Un vertige puis le silence.
Sous forme de conte j'écrirai.
Il était une fois, v'la quelques années déjà, une famille, qui vivait en harmonie. Ils étaitent tous heureux. Rien ne pouvaient les séparés. Un lien solide, uni. Les fêtes familiales rapprochaient encore plus, et procuraient du bonheur, pour tout le monde. Même les oncles grincheux n'arrivaient pas à changer l'atmosphère fêtarde. Ce beau lien était composé de cinq personnes. Trois enfants, en premier lieu, le plus agé : Étienne, ensuite la benjamine : Annie-Claude et la jeune cadette, Jeanne. Et les deux parents : Luc et Sylvie. Bien sûre qu'auraient-ils fait sans leurs cinq gros chats ! L'homme de la maison travaille beaucoup. Il est rarement présent à la maison. Mais il réussit malgré tout à être présent, par-ci par-là. Luc adore jouer de la batterie et de la trompette aussi. Sylvie elle, aime mieux le piano, parfois la guitare. Un peu de rock, l'orchestre était en ville.
Dans une belle maison du village de Verchères, la famille vit paisiblement. Proche de l'école pour les enfants et pas trop éloigné pour les adultes. Sylvie travaille pour les personnes agées, elle leurs joue de la musique, avant qu'ils ne s'éteignent. Luc lui travaille dans une usine. Un homme qui se donne à fond pour offrir à sa famille ce dont il ont besoin. De jour en jour, on constate dans le visage de Luc un malaise. Un mal intérieur. Personne n'ose en glisser un mot. On laisse aller, on suppose que ça va passer. La fatigue, ou alors une petite déprime passagère. Ce soir là, il restera ancré, bien profond, dans les âmes de chacun des membres de la famille. Luc rentre à l'hôpital. Les médecins font pleins de diagnostiques. Des tests, des tonnes de tests.Trop de tests. Ils ont l'air sûr d'eux, les médecins. Que vont-il annoncer ? Luc a une leucémie aiguë.

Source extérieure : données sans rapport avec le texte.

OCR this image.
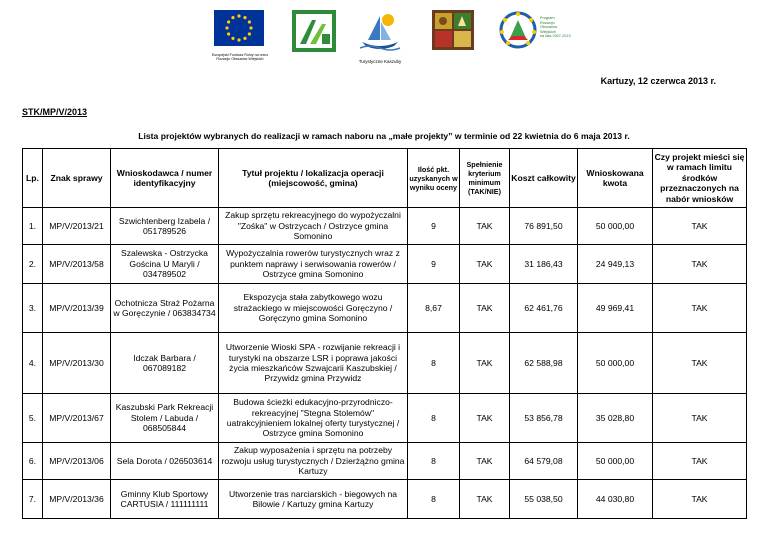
Europejski Fundusz Rolny na rzecz
Rozwoju Obszarów Wiejskich	Turystyczne Kaszuby
Program
Rozwoju
Obszarów
Wiejskich
na lata 2007-2013
Kartuzy, 12 czerwca 2013 r.
STK/MP/V/2013
Lista projektów wybranych do realizacji w ramach naboru na „małe projekty” w terminie od 22 kwietnia do 6 maja 2013 r.
Lp.	Znak sprawy	Wnioskodawca / numer identyfikacyjny	Tytuł projektu / lokalizacja operacji (miejscowość, gmina)	Ilość pkt. uzyskanych w wyniku oceny	Spełnienie kryterium minimum (TAK/NIE)	Koszt całkowity	Wnioskowana kwota	Czy projekt mieści się w ramach limitu środków przeznaczonych na nabór wniosków
1.	MP/V/2013/21	Szwichtenberg Izabela / 051789526	Zakup sprzętu rekreacyjnego do wypożyczalni "Zośka" w Ostrzycach / Ostrzyce gmina Somonino	9	TAK	76 891,50	50 000,00	TAK
2.	MP/V/2013/58	Szalewska - Ostrzycka Gościna U Maryli / 034789502	Wypożyczalnia rowerów turystycznych wraz z punktem naprawy i serwisowania rowerów / Ostrzyce gmina Somonino	9	TAK	31 186,43	24 949,13	TAK
3.	MP/V/2013/39	Ochotnicza Straż Pożarna w Goręczynie / 063834734	Ekspozycja stała zabytkowego wozu strażackiego w miejscowości Goręczyno / Goręczyno gmina Somonino	8,67	TAK	62 461,76	49 969,41	TAK
4.	MP/V/2013/30	Idczak Barbara / 067089182	Utworzenie Wioski SPA - rozwijanie rekreacji i turystyki na obszarze LSR i poprawa jakości życia mieszkańców Szwajcarii Kaszubskiej / Przywidz gmina Przywidz	8	TAK	62 588,98	50 000,00	TAK
5.	MP/V/2013/67	Kaszubski Park Rekreacji Stolem / Labuda / 068505844	Budowa ścieżki edukacyjno-przyrodniczo-rekreacyjnej "Stegna Stolemów" uatrakcyjnieniem lokalnej oferty turystycznej / Ostrzyce gmina Somonino	8	TAK	53 856,78	35 028,80	TAK
6.	MP/V/2013/06	Sela Dorota / 026503614	Zakup wyposażenia i sprzętu na potrzeby rozwoju usług turystycznych / Dzierżążno gmina Kartuzy	8	TAK	64 579,08	50 000,00	TAK
7.	MP/V/2013/36	Gminny Klub Sportowy CARTUSIA / 111111111	Utworzenie tras narciarskich - biegowych na Bilowie / Kartuzy gmina Kartuzy	8	TAK	55 038,50	44 030,80	TAK
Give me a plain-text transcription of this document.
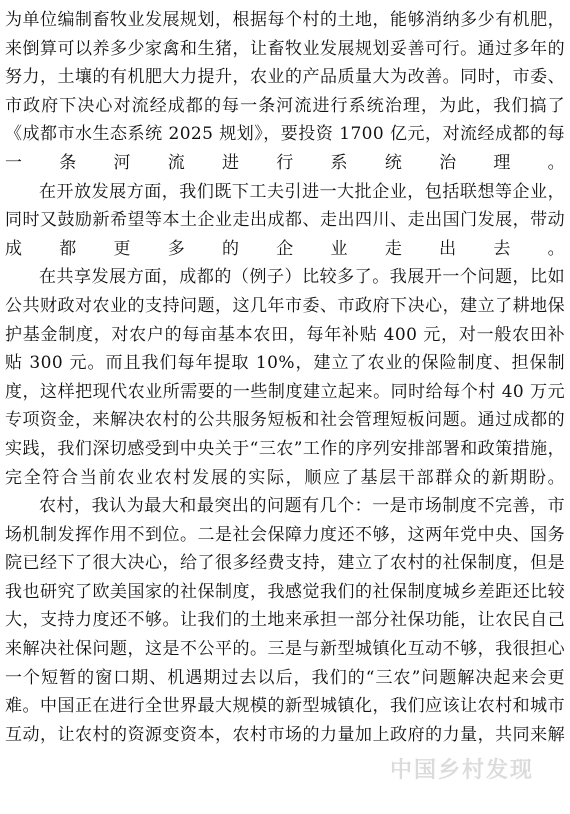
为单位编制畜牧业发展规划，根据每个村的土地，能够消纳多少有机肥，来倒算可以养多少家禽和生猪，让畜牧业发展规划妥善可行。通过多年的努力，土壤的有机肥大力提升，农业的产品质量大为改善。同时，市委、市政府下决心对流经成都的每一条河流进行系统治理，为此，我们搞了《成都市水生态系统 2025 规划》，要投资 1700 亿元，对流经成都的每一条河流进行系统治理。

在开放发展方面，我们既下工夫引进一大批企业，包括联想等企业，同时又鼓励新希望等本土企业走出成都、走出四川、走出国门发展，带动成都更多的企业走出去。

在共享发展方面，成都的（例子）比较多了。我展开一个问题，比如公共财政对农业的支持问题，这几年市委、市政府下决心，建立了耕地保护基金制度，对农户的每亩基本农田，每年补贴 400 元，对一般农田补贴 300 元。而且我们每年提取 10%，建立了农业的保险制度、担保制度，这样把现代农业所需要的一些制度建立起来。同时给每个村 40 万元专项资金，来解决农村的公共服务短板和社会管理短板问题。通过成都的实践，我们深切感受到中央关于“三农”工作的序列安排部署和政策措施，完全符合当前农业农村发展的实际，顺应了基层干部群众的新期盼。

农村，我认为最大和最突出的问题有几个：一是市场制度不完善，市场机制发挥作用不到位。二是社会保障力度还不够，这两年党中央、国务院已经下了很大决心，给了很多经费支持，建立了农村的社保制度，但是我也研究了欧美国家的社保制度，我感觉我们的社保制度城乡差距还比较大，支持力度还不够。让我们的土地来承担一部分社保功能，让农民自己来解决社保问题，这是不公平的。三是与新型城镇化互动不够，我很担心一个短暂的窗口期、机遇期过去以后，我们的“三农”问题解决起来会更难。中国正在进行全世界最大规模的新型城镇化，我们应该让农村和城市互动，让农村的资源变资本，农村市场的力量加上政府的力量，共同来解

中国乡村发现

Sylvie bouleversée. Incapable de se relever. Elle reste assise.Un choc. Les membres de son corps tremblent. La fureur contamine peu à peu les entrailles de sa personne. Le coeur se mêle, forme des noeuds, reste coincé puis arrête de battre, pour quelques instants.Trop longtemps. Les poumons cherchent leur oxygène. Un respire, un autre, inspiration, expiration. Encore, et puis un autre. Trop d'émotions à la fois. La colère, l'amour, la tristesse, l'angoisse. Trop de questions. Mais mon dieu, va-t-il survivre ? L'homme de sa vie. Le père de sa famille. Pourquoi lui ? La vie lui en voulait à ce point ? Une injustice ! Pas même le pire criminel sur cette terre ne mériterait ce sort. La boule dans la gorge, Sylvie se reprend. Elle part chercher les enfants. On ne sait pas s'il va survivre, il faut donc que les enfants le voit, pour une dernière fois. Quand Annie-Claude voit sa mère, elle sait alors que quelque chose se produit. Sa mère est bizarre. Personne ne réplique. Tout le monde suit. '' Les enfants, votre père est à l'hôpital.'' Soudain, c'est la panique. Rien n'avait séparé la famille auparavant. Ce sera une grande épreuve, tout le monde le sais. Mais on en est pas certain tant qu'on n'y est pas réellement rendu.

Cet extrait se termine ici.